Non sapremo mai, d'altro canto, cosa avrebbero fatto a torso nudo i plurimdagliati olimpici Teofilo Stevenson e Felix Savon, due miti del pugilato cubano che non hanno mai pensato di lasciare la patria. Si può solo supporre che sarebbero stati, loro, grandi protagonisti.

Frank Sanchez da dilettante non è stato mostruosamente bravo come i sopracitati anche se arrivare 4 volte in semifinale ai Campionati Nazionali Cubani non è poi cosa da poco, nè sappiamo se credere a un record raccontato di 214 vittorie su 220 incontri, più due vittorie nelle World Series.. Anche lui ha scelto di espatriare e lo ha fatto in modo che potremmo definire persino devastante perché a Las Vegas, dove è arrivato e ora vive, ha persino dormito per strada.
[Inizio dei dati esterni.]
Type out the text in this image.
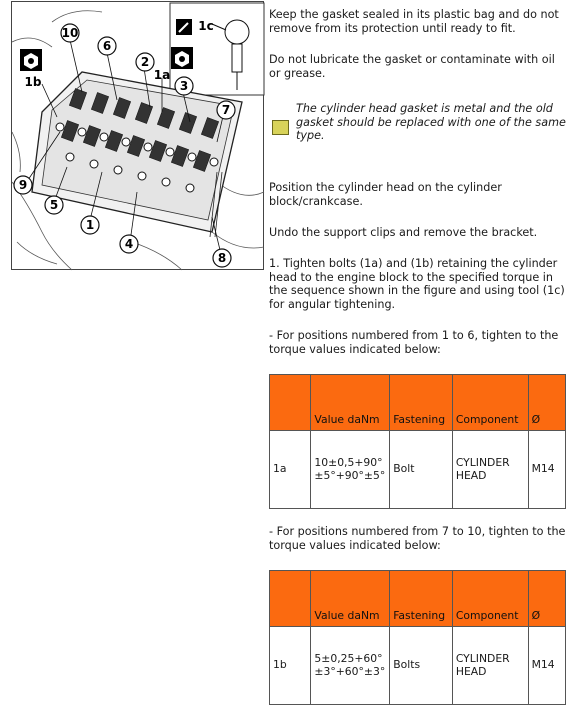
10
6
2
3
7
8
4
1
5
9
1a
1b
1c

Keep the gasket sealed in its plastic bag and do not remove from its protection until ready to fit.

Do not lubricate the gasket or contaminate with oil or grease.

The cylinder head gasket is metal and the old gasket should be replaced with one of the same type.

Position the cylinder head on the cylinder block/crankcase.

Undo the support clips and remove the bracket.

1. Tighten bolts (1a) and (1b) retaining the cylinder head to the engine block to the specified torque in the sequence shown in the figure and using tool (1c) for angular tightening.

- For positions numbered from 1 to 6, tighten to the torque values indicated below:

	Value daNm	Fastening	Component	Ø
1a	10±0,5+90°±5°+90°±5°	Bolt	CYLINDER HEAD	M14

- For positions numbered from 7 to 10, tighten to the torque values indicated below:

	Value daNm	Fastening	Component	Ø
1b	5±0,25+60°±3°+60°±3°	Bolts	CYLINDER HEAD	M14
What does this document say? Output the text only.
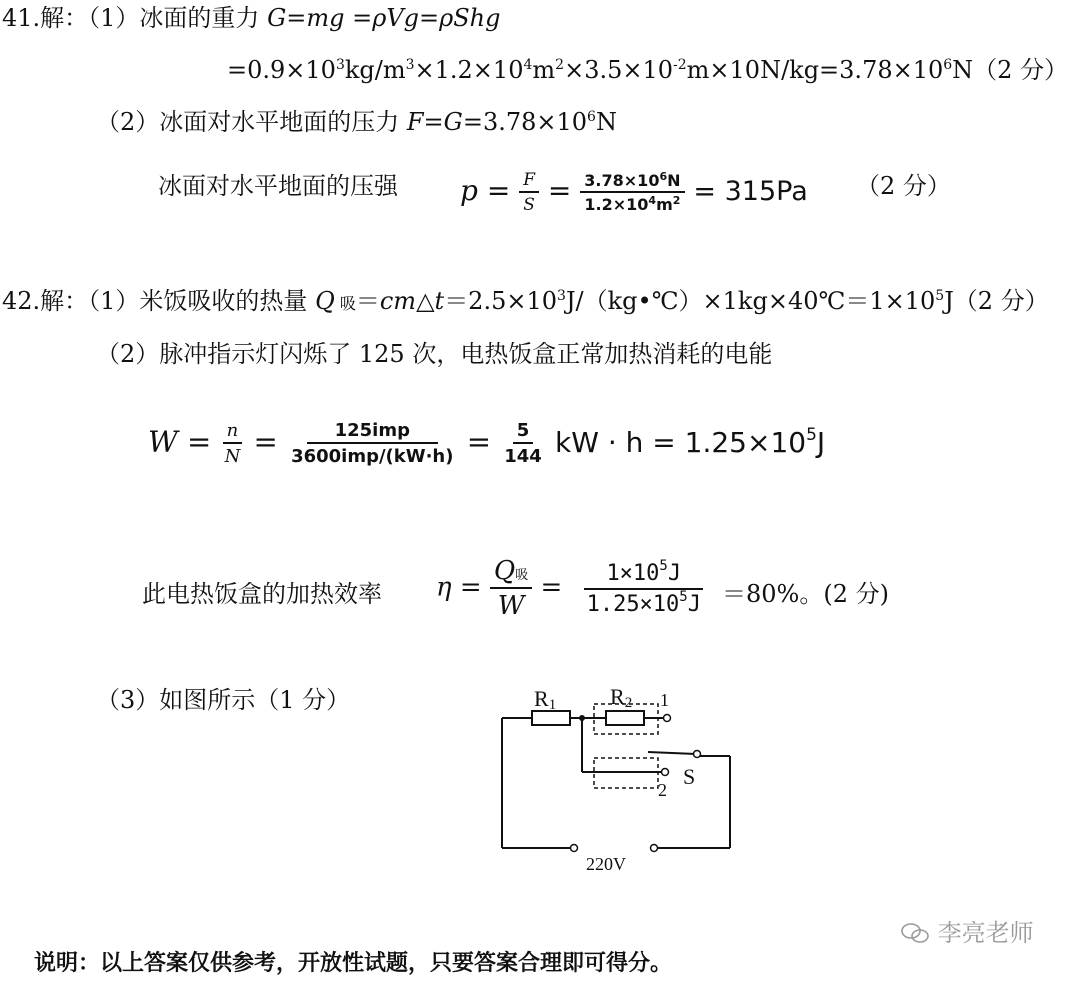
41.解：（1）冰面的重力 G=mg =ρVg=ρShg
$=0.9\times 10^3kg/m^3\times 1.2\times 10^4m^2\times 3.5\times 10^{-2}m\times 10N/kg=3.78\times 10^6N(2$ 分）
（2）冰面对水平地面的压力 $F=G=3.78\times 10^6N$
冰面对水平地面的压强 $p = \frac{F}{S} = \frac{3.78\times 10^6N}{1.2\times 10^4m^2} = 315Pa$ （2 分）
42.解：（1）米饭吸收的热量 Q 吸$=cm\triangle t=2.5\times 10^3J/(kg•℃)\times 1kg\times 40℃=1\times 10^5J(2$ 分）
（2）脉冲指示灯闪烁了 125 次，电热饭盒正常加热消耗的电能
$W = \frac{n}{N} = \frac{\text{125imp}}{\text{3600imp/(kW·h)}} = \frac{5}{144}$ kW · $h = 1.25\times 10^5J$
此电热饭盒的加热效率 $\eta = \frac{\text{Q吸}}{W} = \frac{1\times 10^5J}{1.25\times 10^5J} =80\%$。(2 分)
（3）如图所示（1 分）	R1 R2 1
2
S
220V
说明：以上答案仅供参考，开放性试题，只要答案合理即可得分。
李亮老师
Nato a Guantanamo il 18 luglio 1992, Sanchez ha quindi quasi 28 anni. Il debutto è avvenuto il 22 settembre 1997 . C'è da dire che, finora, Sanchez non ha incontrato avversari di un certo nome, diremmo quindi che rispetto a Ajagba sia un tantino indietro. Victor Bisbal e in parte Joey Dawejko erano un po' più impegnativi degli altri. In totale finora i match sono stati 15 tutti vinti, di cui 11 prima del limite.
Sanchez è alto 1,93 che non è più un'altezza notevole fra i pesi massimi di oggi. Indubbiamente è un pugile di ottimo bagaglio tecnico, con un ottimo jab sinistro. Pare che a differenza di altri esuli cubani sia molto determinato ma ciò che ha messo in mostra finora non basta a sostenere le sue pretese. La potenza non sembra devastante ma soprattutto nel match in cui lo abbiamo potuto vedere sembra mancare di un po' di personalità, almeno finora. Nel futuro post lockdown è necessario per Sanchez un miglioramento del livello degli avversari. Poi si vedrà.